A Matlab implementation of the proposed algorithms resulted in a processing time of approximately 38 ms for the segmentation of a single image, with each image comprising 2,048 A-lines, and the tissue classification step required <1 second per image, on average. Although these results showed a significant improvement over manual analysis of TCE data, further improvements in computational efficiency will be useful for real-time applications. The processing time can be decreased through code optimization and implementation in a lower level language. As mentioned above, efforts in this study were made to keep algorithm complexity low (avoiding computationally intensive methods, such as co-occurrence matrix or wavelet analysis) and both segmentation and tissue characterization steps are obtained by processing individual A-lines (or bulk of A-lines) in series. This kind of approach makes the proposed algorithms suitable for a GPU parallel programming model, with the potential to achieve a real-time analysis of entire TCE data sets.
A last consideration is about the proposed tissue classification scheme. In this study, we developed an algorithm capable of discriminating between squamous and BE with or without dysplasia. It is possible to argue that the proposed scheme can be further expanded for the automated discrimination of low-grade vs. high-grade dysplasia. Although the typical layers characterizing squamous esophagus can be visually recognized in OCT images, making it possible to discriminate Barrett’s, the difference between BE with or without dysplasia is not as remarkable. Some criteria have been proposed for this purpose, such as presence of glands, surface maturation (i.e., increased superficial backscattering) and tissue homogeneity. However, OCT-TCE validation studies using histopathology as gold standard still need to be conducted. It will be the scope of future studies to further expand the proposed framework for the differentiation of premalignant conditions such as nondysplastic BE dysplasia, low grade, high grade dysplasia, and invasive cancer using TCE data.

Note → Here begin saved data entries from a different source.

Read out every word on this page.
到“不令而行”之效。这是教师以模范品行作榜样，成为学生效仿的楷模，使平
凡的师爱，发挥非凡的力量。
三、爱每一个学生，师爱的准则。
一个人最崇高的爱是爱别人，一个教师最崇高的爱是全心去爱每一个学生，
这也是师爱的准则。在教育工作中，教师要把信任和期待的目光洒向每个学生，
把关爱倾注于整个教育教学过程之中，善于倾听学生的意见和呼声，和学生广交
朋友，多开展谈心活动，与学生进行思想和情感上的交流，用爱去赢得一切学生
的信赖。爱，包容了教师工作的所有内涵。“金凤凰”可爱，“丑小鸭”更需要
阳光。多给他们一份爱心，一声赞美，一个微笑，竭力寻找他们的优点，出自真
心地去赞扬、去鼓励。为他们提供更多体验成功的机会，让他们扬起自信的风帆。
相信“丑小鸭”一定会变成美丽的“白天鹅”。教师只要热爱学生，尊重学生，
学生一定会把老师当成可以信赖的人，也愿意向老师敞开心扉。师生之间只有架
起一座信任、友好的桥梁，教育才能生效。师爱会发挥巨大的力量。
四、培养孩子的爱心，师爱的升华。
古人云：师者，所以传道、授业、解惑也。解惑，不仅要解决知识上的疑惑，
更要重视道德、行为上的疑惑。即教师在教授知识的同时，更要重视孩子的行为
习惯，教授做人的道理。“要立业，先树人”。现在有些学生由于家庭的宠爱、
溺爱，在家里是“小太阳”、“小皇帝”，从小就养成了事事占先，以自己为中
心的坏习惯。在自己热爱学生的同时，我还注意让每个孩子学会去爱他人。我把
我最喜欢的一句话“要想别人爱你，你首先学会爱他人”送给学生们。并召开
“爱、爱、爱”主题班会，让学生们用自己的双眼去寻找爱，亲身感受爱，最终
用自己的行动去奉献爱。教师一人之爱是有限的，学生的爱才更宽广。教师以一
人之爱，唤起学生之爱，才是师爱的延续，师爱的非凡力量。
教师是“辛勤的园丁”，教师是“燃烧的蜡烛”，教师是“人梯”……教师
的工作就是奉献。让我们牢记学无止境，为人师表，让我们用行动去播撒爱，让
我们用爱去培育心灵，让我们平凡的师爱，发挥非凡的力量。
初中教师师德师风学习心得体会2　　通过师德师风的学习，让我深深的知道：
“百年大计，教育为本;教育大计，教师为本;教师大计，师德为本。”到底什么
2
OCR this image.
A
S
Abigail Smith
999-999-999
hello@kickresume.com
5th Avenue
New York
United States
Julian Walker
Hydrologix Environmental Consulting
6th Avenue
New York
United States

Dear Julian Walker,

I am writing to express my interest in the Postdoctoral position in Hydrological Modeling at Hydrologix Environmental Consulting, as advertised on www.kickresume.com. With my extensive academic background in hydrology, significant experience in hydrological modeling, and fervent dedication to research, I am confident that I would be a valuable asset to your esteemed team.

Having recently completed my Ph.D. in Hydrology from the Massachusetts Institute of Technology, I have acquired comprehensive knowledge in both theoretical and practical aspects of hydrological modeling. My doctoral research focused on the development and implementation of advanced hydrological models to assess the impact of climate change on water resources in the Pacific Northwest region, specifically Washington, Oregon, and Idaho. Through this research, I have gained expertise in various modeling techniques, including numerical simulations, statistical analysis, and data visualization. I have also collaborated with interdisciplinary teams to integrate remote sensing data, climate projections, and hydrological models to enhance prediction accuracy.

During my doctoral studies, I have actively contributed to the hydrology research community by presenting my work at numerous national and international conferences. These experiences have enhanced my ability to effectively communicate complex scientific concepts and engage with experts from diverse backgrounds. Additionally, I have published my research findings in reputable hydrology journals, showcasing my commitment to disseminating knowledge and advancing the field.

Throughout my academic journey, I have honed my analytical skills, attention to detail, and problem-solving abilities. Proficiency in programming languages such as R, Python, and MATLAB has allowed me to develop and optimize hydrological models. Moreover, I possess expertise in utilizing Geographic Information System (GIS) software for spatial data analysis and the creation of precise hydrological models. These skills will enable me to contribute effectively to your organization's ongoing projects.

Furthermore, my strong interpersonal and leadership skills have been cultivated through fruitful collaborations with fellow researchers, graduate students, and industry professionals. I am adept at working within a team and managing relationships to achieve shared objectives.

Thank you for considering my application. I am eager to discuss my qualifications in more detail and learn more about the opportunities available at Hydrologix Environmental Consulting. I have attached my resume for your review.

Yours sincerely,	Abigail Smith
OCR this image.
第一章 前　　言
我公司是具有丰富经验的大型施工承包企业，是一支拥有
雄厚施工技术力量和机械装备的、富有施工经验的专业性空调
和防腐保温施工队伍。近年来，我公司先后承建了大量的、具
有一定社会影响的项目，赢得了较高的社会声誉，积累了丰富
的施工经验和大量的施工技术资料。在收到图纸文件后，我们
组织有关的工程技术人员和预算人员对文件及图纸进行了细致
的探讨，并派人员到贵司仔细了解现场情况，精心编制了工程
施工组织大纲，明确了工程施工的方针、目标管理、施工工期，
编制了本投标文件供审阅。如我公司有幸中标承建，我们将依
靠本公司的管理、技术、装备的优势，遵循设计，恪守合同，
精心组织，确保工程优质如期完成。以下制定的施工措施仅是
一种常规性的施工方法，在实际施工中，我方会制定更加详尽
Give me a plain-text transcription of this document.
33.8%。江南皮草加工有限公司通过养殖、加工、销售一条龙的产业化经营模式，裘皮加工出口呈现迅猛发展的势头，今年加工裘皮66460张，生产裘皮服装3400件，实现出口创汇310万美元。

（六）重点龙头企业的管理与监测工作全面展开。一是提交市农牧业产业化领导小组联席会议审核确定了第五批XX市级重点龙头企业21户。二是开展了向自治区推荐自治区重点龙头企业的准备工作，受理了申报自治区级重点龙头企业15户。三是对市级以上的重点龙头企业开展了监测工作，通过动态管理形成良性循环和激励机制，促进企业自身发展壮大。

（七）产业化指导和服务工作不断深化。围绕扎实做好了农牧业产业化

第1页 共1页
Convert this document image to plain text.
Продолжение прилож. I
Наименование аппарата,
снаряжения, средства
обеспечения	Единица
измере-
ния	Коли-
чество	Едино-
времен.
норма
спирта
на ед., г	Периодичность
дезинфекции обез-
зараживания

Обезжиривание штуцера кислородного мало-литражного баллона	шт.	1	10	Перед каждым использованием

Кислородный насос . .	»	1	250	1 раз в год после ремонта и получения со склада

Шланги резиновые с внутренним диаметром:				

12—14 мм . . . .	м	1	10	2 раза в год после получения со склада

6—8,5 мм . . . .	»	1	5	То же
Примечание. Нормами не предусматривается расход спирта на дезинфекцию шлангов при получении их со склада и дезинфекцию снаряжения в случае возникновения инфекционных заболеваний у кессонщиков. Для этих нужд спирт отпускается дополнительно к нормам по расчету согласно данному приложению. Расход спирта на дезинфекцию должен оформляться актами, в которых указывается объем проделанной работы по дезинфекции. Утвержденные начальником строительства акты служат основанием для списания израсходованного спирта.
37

In this study, we developed a fully automated framework for the segmentation and characterization of esophageal wall using OCT-TCE in vivo clinical data. The algorithm has been validated, showing a high degree of agreement with the analysis of an expert image reader. The proposed methods may be useful for improving the current TCE data acquisition procedure and for automatically classifying the esophageal wall.
This work was supported in part by US National Institutes of Health grant NIH R01CA103769 (GJT). Disclosure: Massachusetts General Hospital has a licensing arrangement with NinePoint Medical. Drs. Tearney, Nishioka, and Gora have the rights to receive royalties as part of this licensing arrangement.